Business focus on the environment and taking corporate social responsibility for reducing their carbon footprint is driving fleets to re-evaluate traditional operating structures.
That, says , chief executive of Goodwood Corporate Mobility, essentially means company bosses and fleet chiefs looking afresh at whether the traditional three or four-year ‘perk’ company car – as opposed to ‘job need’ vehicle – should continue to be offered as part of employees’ remuneration packages.
Instead, says Mr Donnelly, employers should look at providing a ‘mobility solution’ that may be centered on providing a rental car on an ‘on demand’ basis ranging from just a few days to up to 12 months; a mobility allowance that enables employees to select their preferred mode of travel to a specific appointment; or a ‘managed’ cash allowance in lieu of a company car.
He said: “Corporates are hugely focused on reducing their impact on the environment. What’s more vehicle technology is moving at an unprecedented speed and fleets do not want to be running ‘old world’ vehicles in three or four years’ time when ‘new world’ low or zero emission models provide a more environmentally-friendly solution.
“Additionally, many ‘perk’ company cars spend most of the time parked up and employers can see that scenario continues to cost them money. Far better for businesses to modify their employee car policies to reflect a mobility requirement on an ‘as and when’ basis.
“The traditional company car model of operating vehicles over a set replacement cycle that was typically three-years/60,000 miles in the 1970s and has more recently moved to four years/80,000 is outdated in the ‘perk’ car arena.
“What’s more the current economic and political turmoil does not lend itself to businesses being comfortable to committing to new lease contracts that may not run out until 2023 or later.”
As a result, Goodwood Corporate Mobility is working with progressive businesses in both the UK and Europe to help them to identify, evaluate and implement car and mobility facilities that focus minds on essential usage planning while still ensuring that fleet operators/mobility managers remain in “total cost control”.
For example, by guiding and directing users/drivers through a Goodwood Corporate Mobility provided online platform – a corporate mobility portal with secure log-in and traceability – a raft of travel choices are available with the essential element being ease of use and measurable cost reduction at the point of use.
Mr Donnelly explained: “Contract hire and leasing companies are concerned that as ‘perk company cars are defleeted their customers may not replace them on a vehicle for vehicle basis. That could potentially leave a big hole in their revenue streams.
“Instead they want to be able to offer alternatives to company cars that embrace a wide range of mobility solutions.
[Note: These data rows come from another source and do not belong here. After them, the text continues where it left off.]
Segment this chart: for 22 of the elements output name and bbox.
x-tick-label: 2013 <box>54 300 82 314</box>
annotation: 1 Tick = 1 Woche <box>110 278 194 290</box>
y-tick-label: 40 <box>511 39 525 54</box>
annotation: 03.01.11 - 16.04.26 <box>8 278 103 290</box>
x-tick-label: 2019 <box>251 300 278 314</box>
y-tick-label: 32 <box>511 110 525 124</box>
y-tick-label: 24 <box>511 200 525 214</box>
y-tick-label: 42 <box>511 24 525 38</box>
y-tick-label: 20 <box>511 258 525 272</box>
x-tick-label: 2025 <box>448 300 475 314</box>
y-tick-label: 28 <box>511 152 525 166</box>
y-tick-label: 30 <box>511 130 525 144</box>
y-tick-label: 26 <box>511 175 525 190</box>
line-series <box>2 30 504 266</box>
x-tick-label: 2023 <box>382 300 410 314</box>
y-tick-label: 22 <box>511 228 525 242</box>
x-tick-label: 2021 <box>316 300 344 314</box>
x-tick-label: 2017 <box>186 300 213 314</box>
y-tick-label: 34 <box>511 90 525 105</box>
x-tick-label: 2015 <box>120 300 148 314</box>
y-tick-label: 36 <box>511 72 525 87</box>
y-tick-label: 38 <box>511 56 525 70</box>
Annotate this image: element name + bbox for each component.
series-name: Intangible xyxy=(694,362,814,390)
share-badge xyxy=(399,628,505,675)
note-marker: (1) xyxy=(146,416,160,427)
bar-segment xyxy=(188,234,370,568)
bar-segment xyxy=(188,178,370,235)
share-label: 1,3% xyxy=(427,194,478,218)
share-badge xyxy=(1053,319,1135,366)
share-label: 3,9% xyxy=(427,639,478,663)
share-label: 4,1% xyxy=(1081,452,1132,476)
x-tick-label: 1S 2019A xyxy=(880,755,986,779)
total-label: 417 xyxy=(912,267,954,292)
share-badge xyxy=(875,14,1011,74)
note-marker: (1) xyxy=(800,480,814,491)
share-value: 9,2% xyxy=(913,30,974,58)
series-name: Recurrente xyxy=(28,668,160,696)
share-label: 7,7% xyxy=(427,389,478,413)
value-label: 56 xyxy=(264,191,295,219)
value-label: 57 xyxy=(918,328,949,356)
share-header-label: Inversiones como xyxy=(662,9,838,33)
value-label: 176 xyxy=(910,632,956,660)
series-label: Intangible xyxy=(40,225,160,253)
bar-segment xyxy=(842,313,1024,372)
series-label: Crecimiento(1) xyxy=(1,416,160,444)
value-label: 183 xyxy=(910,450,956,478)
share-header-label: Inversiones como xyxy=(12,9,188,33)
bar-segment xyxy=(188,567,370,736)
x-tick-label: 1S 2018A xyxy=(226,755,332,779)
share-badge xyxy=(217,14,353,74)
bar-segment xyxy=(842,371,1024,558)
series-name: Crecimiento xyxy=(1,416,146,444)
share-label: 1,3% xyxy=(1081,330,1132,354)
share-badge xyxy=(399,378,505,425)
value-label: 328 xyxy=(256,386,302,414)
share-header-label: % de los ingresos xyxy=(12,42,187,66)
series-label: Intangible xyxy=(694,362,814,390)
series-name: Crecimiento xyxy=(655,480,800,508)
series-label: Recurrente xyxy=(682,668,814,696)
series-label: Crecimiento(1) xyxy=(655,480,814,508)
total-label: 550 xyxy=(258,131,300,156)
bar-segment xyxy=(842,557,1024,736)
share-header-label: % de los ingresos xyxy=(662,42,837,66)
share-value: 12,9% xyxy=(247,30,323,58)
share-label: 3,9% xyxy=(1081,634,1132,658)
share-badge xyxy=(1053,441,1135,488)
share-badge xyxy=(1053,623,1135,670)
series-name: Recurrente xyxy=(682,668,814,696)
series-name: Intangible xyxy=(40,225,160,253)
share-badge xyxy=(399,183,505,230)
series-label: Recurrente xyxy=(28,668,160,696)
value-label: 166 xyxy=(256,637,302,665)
There is no one size fits all – employers and employees inevitably find their situations change over time and contract hire and leasing companies need to be flexible enough to meet all demands.”
A further issue is the revival of a trend that saw some momentum in the 1990s of foreign-owned businesses with UK operations – particularly American-owned – opting out of ‘perk’ company cars.
Mr Donnelly said: “I am aware of bosses of several organisations simply ending company car provision and opting for employees to either have provision to rent a vehicle when required or be given a cash allowance.”
He concluded: “We are seeing the emergence of a new company car environment in which the ‘job-need’ vehicle remains, but the ‘perk’ car is being replaced by alternatives that are viewed as more environmentally-friendly and cost-effective by businesses. Employers are becoming more demanding of the services offered by the fleet management community and expect service providers to be considerably more proactive in helping them predict the future shape of business vehicle provision. The winners will be those brave enough to put customer need ahead of their outdated and vested interests.”